Obviously, all these are hypothetical, because I've never stepped foot to Japan before and I have no means to travel there at the present time. I love East Asia, it is a culture so varied from mine, after all I came from the South East. The East have South Korea (I like even the grayish gloom of the North), China (although I'm pissed off with them because of their ongoing island dispute with the Philippines), and of course Japan, the land of the rising sun.

I would be posting videos and photographs from different sources online focusing on places, spots, culture and food that took my fancy. If I cannot travel there physically I would not deter my mind from running wild imaginatively.

My first take for volume one is the beautifully preserved old town of Takayama, located in the Gifu prefecture; the place is a cocooned of quaint little shops, coffee houses, sake breweries and street houses. I discovered this place through an anime I just finished two days ago titled, "Hyōka", where the author based the story from. Whenever I discover a place I always look it up on YouTube to see how it looks like with people moving and phasing around it . The video is nevertheless perfect as it shows us the Takayama through the videographer's eye as he rides, explores, captures even the most intricate little nooks of the old town with his bicycle and handy camera. Judging by the look of it, Takayama is such a clean and tidy haven worthy of travel time.

The second location that captured me on the get-go is the Chaya districts (teahouse) in Kanazawa.
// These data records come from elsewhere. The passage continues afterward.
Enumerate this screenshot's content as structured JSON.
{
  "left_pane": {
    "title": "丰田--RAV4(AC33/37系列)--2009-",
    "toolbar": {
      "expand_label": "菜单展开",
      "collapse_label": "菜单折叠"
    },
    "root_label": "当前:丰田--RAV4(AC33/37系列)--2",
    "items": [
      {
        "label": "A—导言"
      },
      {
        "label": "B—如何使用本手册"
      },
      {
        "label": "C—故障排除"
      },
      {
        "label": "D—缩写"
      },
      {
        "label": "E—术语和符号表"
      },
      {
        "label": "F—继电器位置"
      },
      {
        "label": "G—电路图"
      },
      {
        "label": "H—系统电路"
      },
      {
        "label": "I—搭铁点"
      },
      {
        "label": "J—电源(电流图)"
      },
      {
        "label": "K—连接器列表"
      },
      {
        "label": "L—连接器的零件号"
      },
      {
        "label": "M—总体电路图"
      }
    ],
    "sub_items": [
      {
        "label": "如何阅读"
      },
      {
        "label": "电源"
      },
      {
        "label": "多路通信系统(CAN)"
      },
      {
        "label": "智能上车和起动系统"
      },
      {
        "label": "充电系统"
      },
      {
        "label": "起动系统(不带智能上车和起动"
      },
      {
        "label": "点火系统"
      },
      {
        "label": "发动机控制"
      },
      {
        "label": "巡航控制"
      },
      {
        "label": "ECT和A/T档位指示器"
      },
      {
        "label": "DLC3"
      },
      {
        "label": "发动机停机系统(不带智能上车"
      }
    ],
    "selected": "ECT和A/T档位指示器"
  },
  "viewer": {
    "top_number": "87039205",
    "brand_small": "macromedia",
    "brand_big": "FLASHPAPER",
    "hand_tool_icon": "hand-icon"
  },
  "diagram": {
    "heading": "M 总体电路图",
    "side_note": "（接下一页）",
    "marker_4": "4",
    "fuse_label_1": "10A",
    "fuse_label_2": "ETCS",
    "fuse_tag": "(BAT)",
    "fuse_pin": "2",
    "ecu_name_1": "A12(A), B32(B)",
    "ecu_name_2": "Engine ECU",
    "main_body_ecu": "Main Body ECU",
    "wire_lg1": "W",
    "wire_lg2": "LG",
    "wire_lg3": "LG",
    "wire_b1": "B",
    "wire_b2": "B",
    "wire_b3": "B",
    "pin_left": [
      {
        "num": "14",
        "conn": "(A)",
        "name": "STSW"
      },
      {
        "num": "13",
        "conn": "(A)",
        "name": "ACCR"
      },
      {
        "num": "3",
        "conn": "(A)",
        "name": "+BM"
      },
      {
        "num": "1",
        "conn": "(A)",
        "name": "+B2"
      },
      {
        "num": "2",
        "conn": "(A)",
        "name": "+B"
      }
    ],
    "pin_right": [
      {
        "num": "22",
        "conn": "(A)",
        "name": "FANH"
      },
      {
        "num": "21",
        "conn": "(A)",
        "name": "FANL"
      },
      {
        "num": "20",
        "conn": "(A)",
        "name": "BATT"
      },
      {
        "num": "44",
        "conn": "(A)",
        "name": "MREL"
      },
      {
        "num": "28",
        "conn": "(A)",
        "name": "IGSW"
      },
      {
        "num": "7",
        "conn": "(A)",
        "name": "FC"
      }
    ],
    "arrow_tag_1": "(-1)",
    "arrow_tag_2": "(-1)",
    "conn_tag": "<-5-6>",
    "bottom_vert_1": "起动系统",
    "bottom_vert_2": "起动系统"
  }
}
I've been researching about Kanazawa for more than a month now. The one that led me to this majestic place was the anime "Hanasaku Iroha" since the series got me interested on Japanese Ryokan. One thing leads to another, I came across Chaya through Japan Guide while reading about Kanazawa. The place is made up of wooden buildings and paved streets that would surely take you back into the Edo period. If you want to see a real life geisha -- perform a song and dance number -- this is the perfect place to visit.